01.02.22
Carlos de Oliveira. À admiração por uma escrita absolutamente limpa, e à tristeza pelo esquecimento que hoje lhe é dedicado, junto um pequeníssimo laço : a sua relação com meu pai que era seu médico e quase amigo. Uma indiscrição inocente: o Carlos tinha medo de ir ao dentista e o meu pai, quando podia, ia com ele.
Num texto sobre todo "o escritor português marginalizado" - sofre biograficamente do complexo do iceberg: um terço visível, dois terços debaixo de água - , Carlos de Oliveira recorda, uma e outra vez, Afonso Duarte, o conimbricense de Ereira aposentado compulsivamente em 1932, da Escola Normal Primária ( resta-me a poesia, essa ninguém ma tira, dizia ele a Carlos de Oliveira).
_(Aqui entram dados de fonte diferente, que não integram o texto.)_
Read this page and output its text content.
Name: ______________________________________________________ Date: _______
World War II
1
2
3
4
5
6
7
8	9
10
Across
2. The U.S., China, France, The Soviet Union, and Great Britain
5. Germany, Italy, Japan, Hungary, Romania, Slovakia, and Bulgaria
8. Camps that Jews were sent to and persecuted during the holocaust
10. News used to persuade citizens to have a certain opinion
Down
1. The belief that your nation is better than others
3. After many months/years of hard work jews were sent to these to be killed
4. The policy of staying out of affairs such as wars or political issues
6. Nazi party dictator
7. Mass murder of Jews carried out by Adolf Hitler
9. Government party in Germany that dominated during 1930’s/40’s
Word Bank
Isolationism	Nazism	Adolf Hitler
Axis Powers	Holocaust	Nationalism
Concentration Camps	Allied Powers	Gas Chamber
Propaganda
Noutro fala sobre a crise primordial do mundo moderno ( isto nos anos 60) e do receio de um apocalipse pouco espectacular, interno, fundado na tecnocracia - a habituação passiva ao mecanismo - e na idolatria, a sufocante obsessão dos objectos.
Seria o Carlos de Oliveira um tremendista? Não me cheira. O parágrafo citado é suave – apocalipse pouco espectacular, habituação passiva – e desiludido. Talvez apenas isso, desiludido. Acontece com a idade e eu, anónimo pouco cidadão, não escapo. O nosso mundo da velhice mais ou menos precoce nunca é o nosso mundo. É um planeta com habitantes parecidos mas costumes diferentes.
A sufocante obsessão dos objectos já é diferente. O triunfo da vontade do consumidor - a base do capitalismo, que nos conhece de ginjeira – não poderia desembocar noutro lado. Bem, talvez sempre tenha sido assim, só que dantes as massas não tinham os tais objectos. Coisas do capitalismo.